# Developers Planet

Nikolay Lysenko February 2016

### SQL, joining tables

Here is a problem. We have two tables A and B. Both have a field of Date type. Denote them Date_A and Date_B, correspondingly. The problem is to join these two tables to each other by the following method - each row X from the table A we need to join to some row Y from B such that among all rows Z from B row Y provides the minimum value of expression abs(Date_A(X)-Date_B(Z)), i.e. it's value in Date_B is the closest to value of Date_A in X. Assumingly, this minimum is always unique, but if it's not then it's good to choose one of them randomly (but only one). Example. Table A:

`"A", "B", "2015-10-01"`

Table B: ``` "C", "2015-10-07" "D", "2015-12-02"```

Expected result:

`"A", "B", "2015-10-01", "C", "2015-10-07"`

p.s. the platform is Teradata, if it matters

dnoeth February 2016

Of course you could write a join-condition based on your logic, but this worst_case in a parallel DBMS like Teradata. It will always result in a product join (probably followed by another step to return only one matching row).

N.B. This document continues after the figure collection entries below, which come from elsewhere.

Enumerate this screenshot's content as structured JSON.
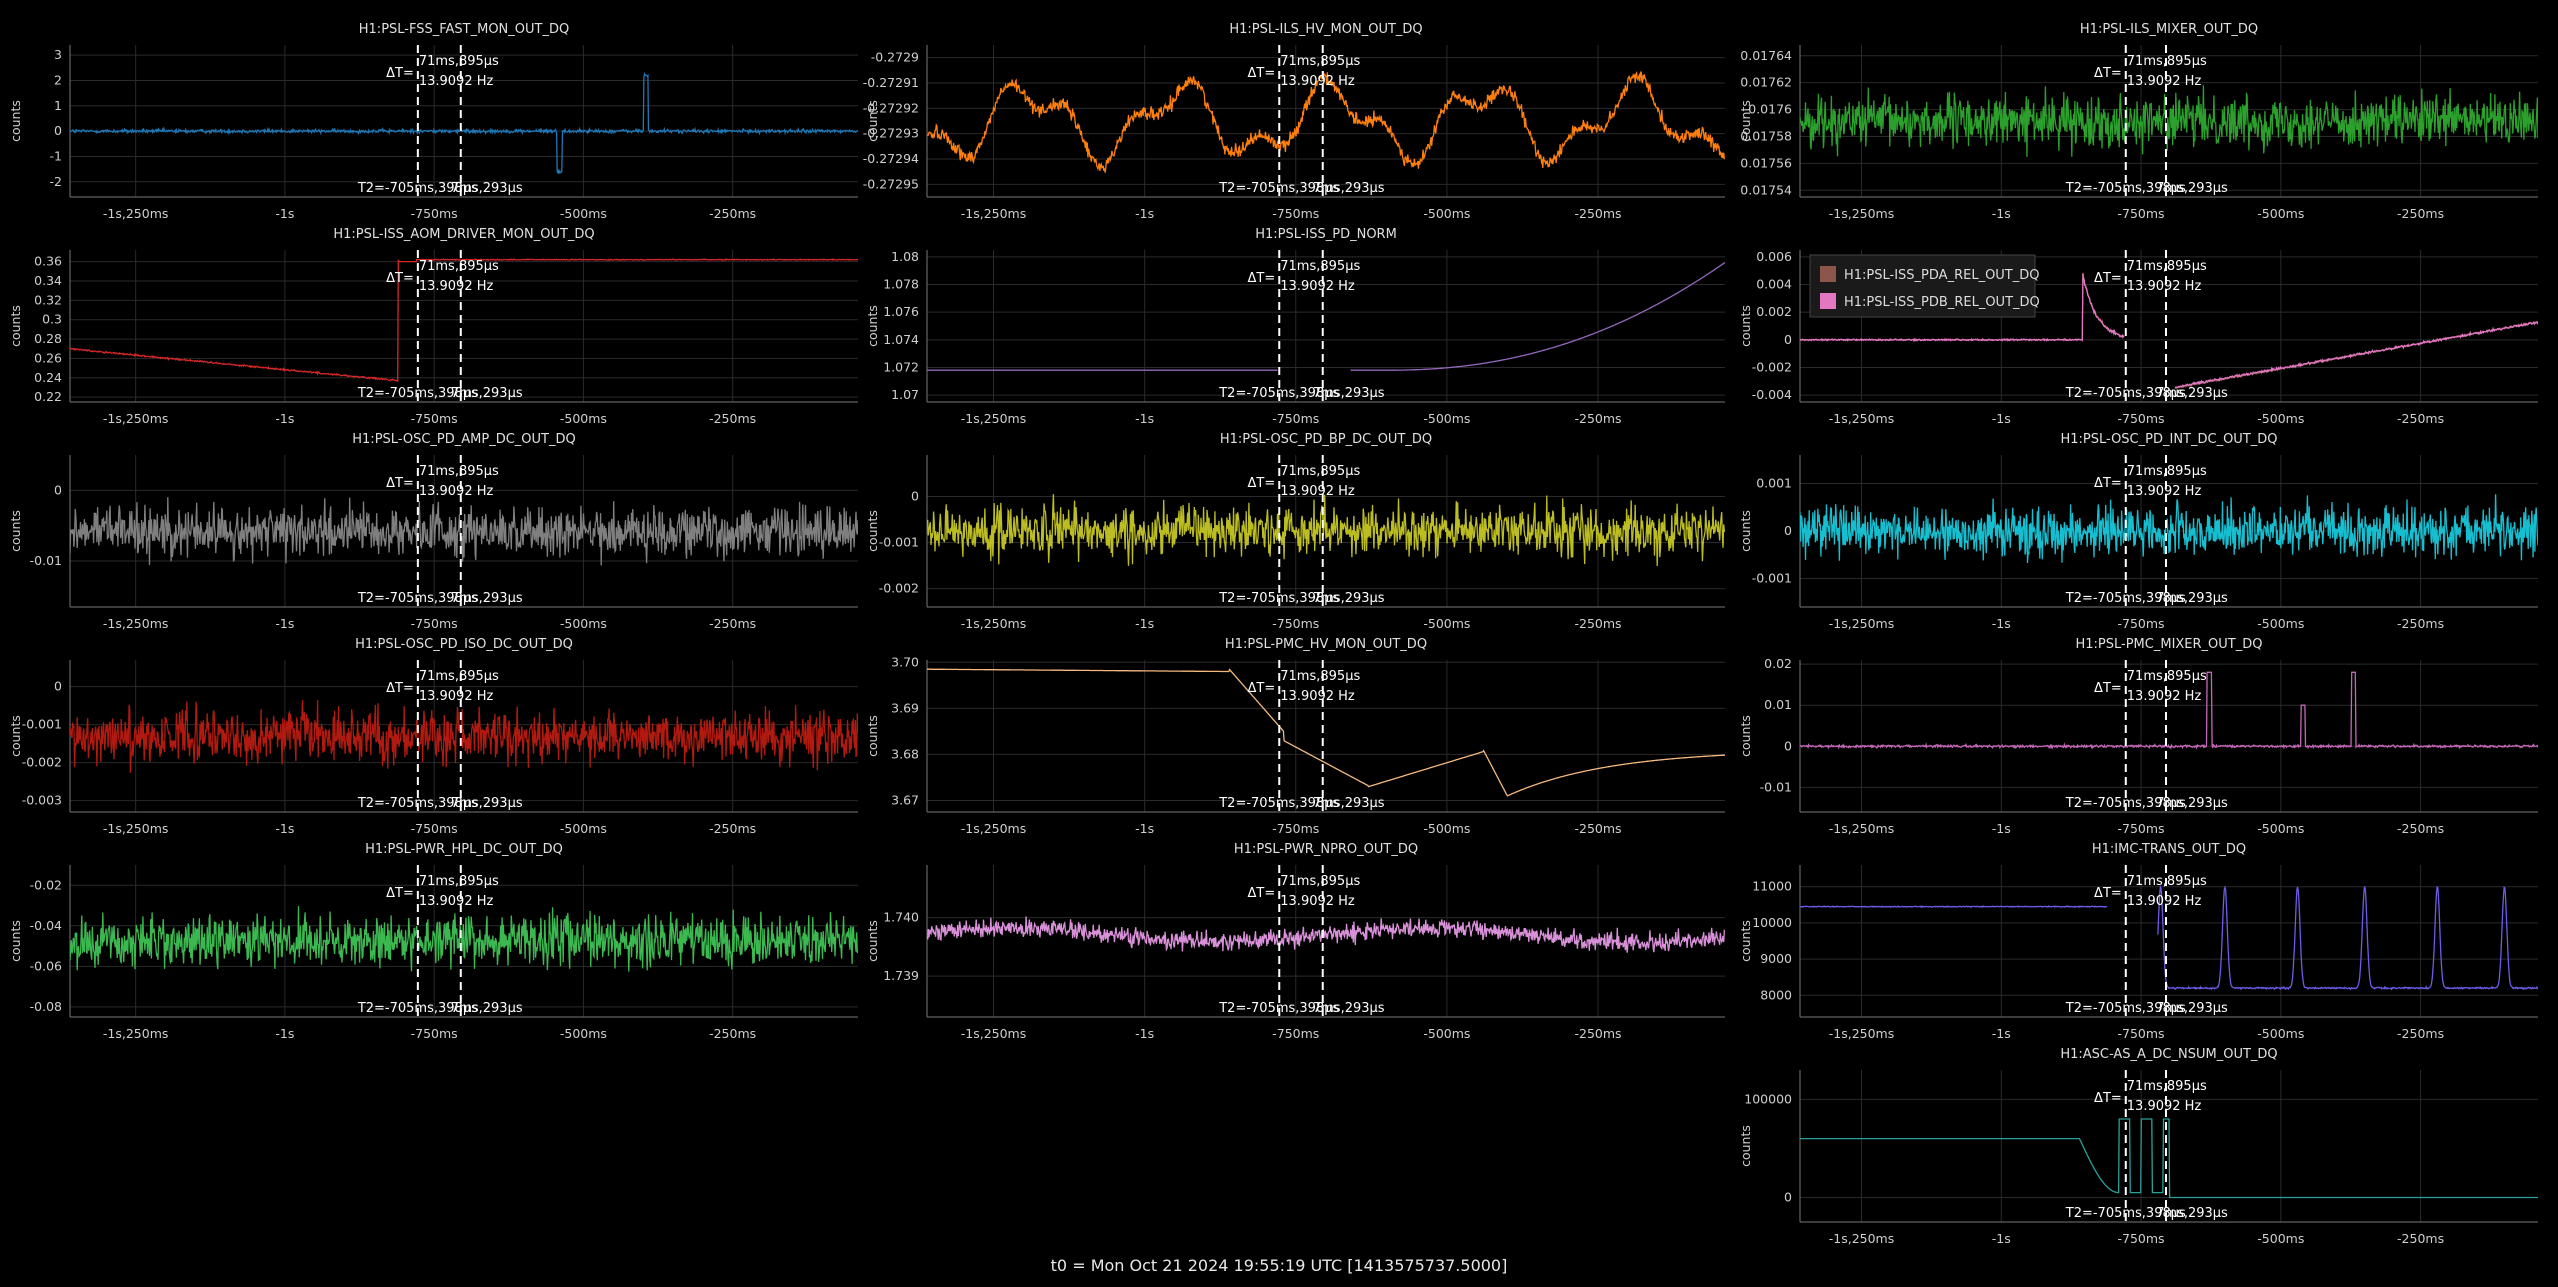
{
  "footer": "t0 = Mon Oct 21 2024 19:55:19 UTC [1413575737.5000]",
  "cursor": {
    "dt_label": "ΔT=",
    "dt_value": "71ms,895μs",
    "freq_value": "13.9092 Hz",
    "t2_label": "T2=-705ms,398μs",
    "t1_partial": "7ms,293μs"
  },
  "x_ticks": [
    "-1s,250ms",
    "-1s",
    "-750ms",
    "-500ms",
    "-250ms"
  ],
  "y_axis_label": "counts",
  "chart_data": [
    {
      "type": "line",
      "title": "H1:PSL-FSS_FAST_MON_OUT_DQ",
      "color": "#1f77b4",
      "yticks": [
        "3",
        "2",
        "1",
        "0",
        "-1",
        "-2"
      ],
      "ylim": [
        -2.6,
        3.4
      ],
      "shape": "fss"
    },
    {
      "type": "line",
      "title": "H1:PSL-ILS_HV_MON_OUT_DQ",
      "color": "#ff7f0e",
      "yticks": [
        "-0.2729",
        "-0.27291",
        "-0.27292",
        "-0.27293",
        "-0.27294",
        "-0.27295"
      ],
      "ylim": [
        -0.272955,
        -0.272895
      ],
      "shape": "ils"
    },
    {
      "type": "line",
      "title": "H1:PSL-ILS_MIXER_OUT_DQ",
      "color": "#2ca02c",
      "yticks": [
        "0.01764",
        "0.01762",
        "0.0176",
        "0.01758",
        "0.01756",
        "0.01754"
      ],
      "ylim": [
        0.017535,
        0.017648
      ],
      "shape": "noise"
    },
    {
      "type": "line",
      "title": "H1:PSL-ISS_AOM_DRIVER_MON_OUT_DQ",
      "color": "#d62728",
      "yticks": [
        "0.36",
        "0.34",
        "0.32",
        "0.3",
        "0.28",
        "0.26",
        "0.24",
        "0.22"
      ],
      "ylim": [
        0.215,
        0.372
      ],
      "shape": "aom"
    },
    {
      "type": "line",
      "title": "H1:PSL-ISS_PD_NORM",
      "color": "#9467bd",
      "yticks": [
        "1.08",
        "1.078",
        "1.076",
        "1.074",
        "1.072",
        "1.07"
      ],
      "ylim": [
        1.0695,
        1.0805
      ],
      "shape": "pdnorm"
    },
    {
      "type": "line",
      "title": "",
      "color": "#8c564b",
      "yticks": [
        "0.006",
        "0.004",
        "0.002",
        "0",
        "-0.002",
        "-0.004"
      ],
      "ylim": [
        -0.0045,
        0.0065
      ],
      "shape": "pda",
      "legend": [
        {
          "name": "H1:PSL-ISS_PDA_REL_OUT_DQ",
          "color": "#8c564b"
        },
        {
          "name": "H1:PSL-ISS_PDB_REL_OUT_DQ",
          "color": "#e377c2"
        }
      ]
    },
    {
      "type": "line",
      "title": "H1:PSL-OSC_PD_AMP_DC_OUT_DQ",
      "color": "#7f7f7f",
      "yticks": [
        "0",
        "-0.01"
      ],
      "ylim": [
        -0.0165,
        0.005
      ],
      "shape": "noise"
    },
    {
      "type": "line",
      "title": "H1:PSL-OSC_PD_BP_DC_OUT_DQ",
      "color": "#bcbd22",
      "yticks": [
        "0",
        "-0.001",
        "-0.002"
      ],
      "ylim": [
        -0.0024,
        0.0009
      ],
      "shape": "noise"
    },
    {
      "type": "line",
      "title": "H1:PSL-OSC_PD_INT_DC_OUT_DQ",
      "color": "#17becf",
      "yticks": [
        "0.001",
        "0",
        "-0.001"
      ],
      "ylim": [
        -0.0016,
        0.0016
      ],
      "shape": "noise"
    },
    {
      "type": "line",
      "title": "H1:PSL-OSC_PD_ISO_DC_OUT_DQ",
      "color": "#b01a10",
      "yticks": [
        "0",
        "-0.001",
        "-0.002",
        "-0.003"
      ],
      "ylim": [
        -0.0033,
        0.0007
      ],
      "shape": "noise"
    },
    {
      "type": "line",
      "title": "H1:PSL-PMC_HV_MON_OUT_DQ",
      "color": "#f5b97f",
      "yticks": [
        "3.70",
        "3.69",
        "3.68",
        "3.67"
      ],
      "ylim": [
        3.6675,
        3.7005
      ],
      "shape": "pmchv"
    },
    {
      "type": "line",
      "title": "H1:PSL-PMC_MIXER_OUT_DQ",
      "color": "#c468b8",
      "yticks": [
        "0.02",
        "0.01",
        "0",
        "-0.01"
      ],
      "ylim": [
        -0.016,
        0.021
      ],
      "shape": "pmcmix"
    },
    {
      "type": "line",
      "title": "H1:PSL-PWR_HPL_DC_OUT_DQ",
      "color": "#3cb851",
      "yticks": [
        "-0.02",
        "-0.04",
        "-0.06",
        "-0.08"
      ],
      "ylim": [
        -0.085,
        -0.01
      ],
      "shape": "noise"
    },
    {
      "type": "line",
      "title": "H1:PSL-PWR_NPRO_OUT_DQ",
      "color": "#d891d8",
      "yticks": [
        "1.740",
        "1.739"
      ],
      "ylim": [
        1.7383,
        1.7409
      ],
      "shape": "npro"
    },
    {
      "type": "line",
      "title": "H1:IMC-TRANS_OUT_DQ",
      "color": "#6c5ce7",
      "yticks": [
        "11000",
        "10000",
        "9000",
        "8000"
      ],
      "ylim": [
        7400,
        11600
      ],
      "shape": "imc"
    },
    {
      "type": "line",
      "title": "H1:ASC-AS_A_DC_NSUM_OUT_DQ",
      "color": "#2aa198",
      "yticks": [
        "100000",
        "0"
      ],
      "ylim": [
        -25000,
        130000
      ],
      "shape": "asc"
    }
  ]
}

For a closest-match-join I usually try to find the actual value using LAG/LEAD logic:

``````SELECT
dt as date_A,
-- find the previous date_B // LAG
MAX(CASE WHEN x = 2 THEN dt end) OVER (ORDER  BY dt, x ROWS UNBOUNDED PRECEDING ) AS prev_date,
-- find the next date_B // LEAD
MIN(CASE WHEN x = 2 THEN dt end) OVER (ORDER  BY dt, x ROWS BETWEEN CURRENT ROW AND UNBOUNDED FOLLOWING ) AS next_date,
-- now find the nearest date
CASE WHEN prev_date IS NULL THEN next_date
WHEN next_date IS NULL THEN prev_date
WHEN dt - prev_date < next_date - dt THEN prev_date
ELSE next_date
END AS date_B
FROM
( -- get all dates, maybe UNION INSTEAD OF UNION ALL
SELECT date_A as dt, 1 AS x
FROM table_A
UNION ALL
SELECT date_B, 2
FROM table_B
) AS dt
QUALIFY x = 1 -- only rows from table_A
``````

This will need two STAT-steps, but now you got the correct `date_B` to equi-join. Put this in a Derived Table and join back to both `table_A` and `tabke_B`, should be significantly faster unless both tables are very small.

Of course you're probably joining on other columns as well, so add them to UNION and PARTITON BY.